Megan Lynch & Kadijah Spence, Master’s Students, Bard Center for Environmental Policy
Background & Life of the American Eel
The American eel, the only freshwater eel found in North America, has a catadromous life cycle, meaning it begins its life in the ocean, migrates to freshwater to mature, and eventually returns to the ocean to spawn. Their large geographic range and unique life cycle make American Eel populations susceptible to a variety threats and makes it difficult to discern the severity of each threat on population numbers. Major threats include barriers to migration from dams, parasites, overfishing, pollution from urbanization, and climate change. Due to their drop in numbers, the International Union for Conservation of Nature (ICUN) added the American Eel to its Red List in 2014.
The life of every American eel begins in the Atlantic Ocean’s Sargasso Sea. Once hatched, the eel larvae drift towards the Atlantic Coast of the United States with assistance from the Gulf Stream Current. By the time the larvae have reached the coast, they will have transitioned into glass eels, which is the juvenile life stage of the American eel. Upon reaching the coast, the tiny, transparent eels will seek out estuaries that will bring them toward freshwater rivers and streams.
Within a few weeks of entering estuaries, like the Hudson River, the eels will develop into Elvers, the second juvenile stage. Most Elvers will move inland seeking freshwater habitats. To reach these inland habitats, Glass eels and Elvers are able to ascend certain barriers, such as waterfalls, and absorb oxygen through their skin in order to travel briefly over land.
For more information on American Eels and the threats they face, visit the following websites:
US Fish & Wildlife Service: American Eel Overview
IUNC Red List of Threatened Species
SC Department of Natural Resources: American Eel Overview
American Eels in the Saw Kill
It is at this stage that the migrating eels find over 100 tributaries of the Hudson River Estuary, including the Saw Kill. However, once eels enter the Saw Kill, both natural and manmade barriers impede their ability to migrate upstream. The first barrier that the eels approach is the lowest waterfall. Eel density above this first barrier is just 10% of what it is below the waterfall. The installation of an eel ladder on the next barrier, the Lower Saw Kill Dam, facilitates passage, but to a lesser extent than would be possible without a barrier. Further upstream, the area between the Annandale Dam and second lowest waterfall has not been thoroughly sampled. it is expected that eels are present at a very low density.
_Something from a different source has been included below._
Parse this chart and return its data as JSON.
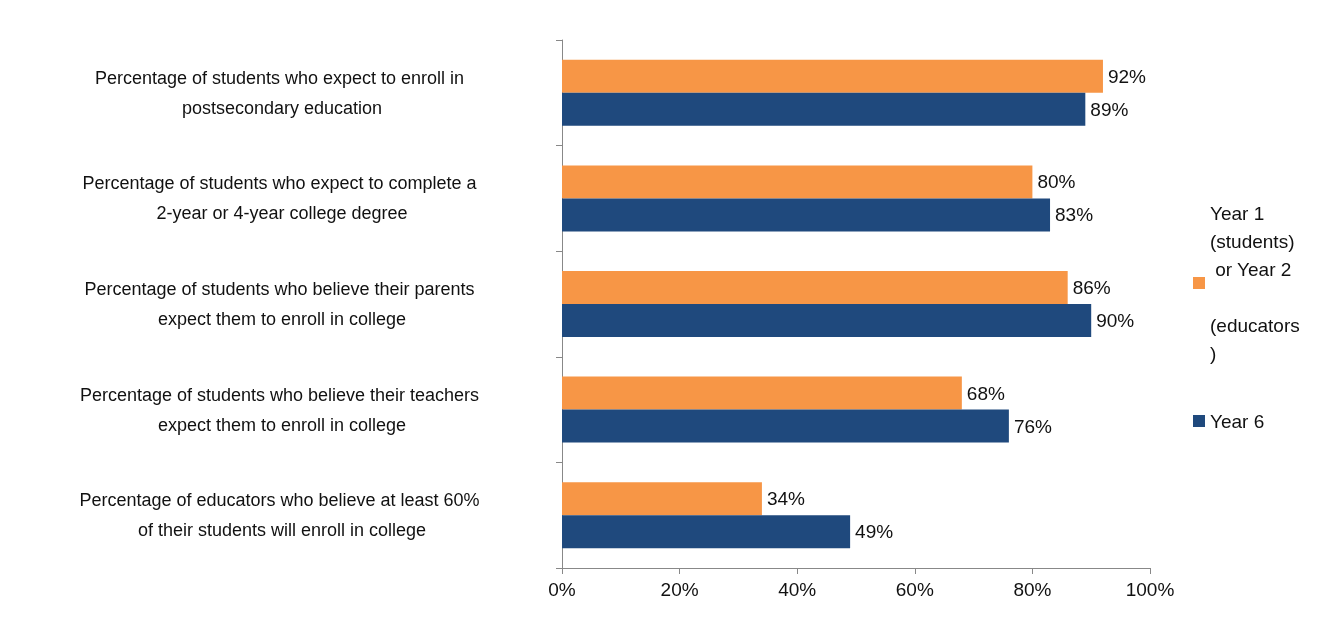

American Eel populations in North America have drastically declined in recent years, making it important that they are able to access upstream habitats to mature before returning to the Sargasso Sea to spawn. This is possible through the inclusion of eel ladders. The eel ladder at the Lower Saw Kill Dam has passed 1,293 eels since it was operationalized in 2006 through a project with the Department of Conservation Hudson River Estuary Program. The potential addition of an eel ladder on the Annandale could further facilitate upstream passage and support the eel population.
Additional efforts to conserve American eels in the Saw Kill include a monitoring program coordinated with the DEC. Each spring, teams of scientists, students and community members use special nets and traps to collect eels in the Saw Kill, as well as other Hudson River tributaries. The eels are counted, weighed, and released in order to accurate eel population data to decision makers.
Micro hydro intern and BCEP graduate student, Kadijah Spence, had the opportunity to participate in an eeling session in the Saw Kill this past spring. After getting into waders, Kadijah and a group of students gained first hand experience in field methodology while also learning more about the local ecosystem. During the session, 54 eels were caught weighing an average of 0.15 grams per eel.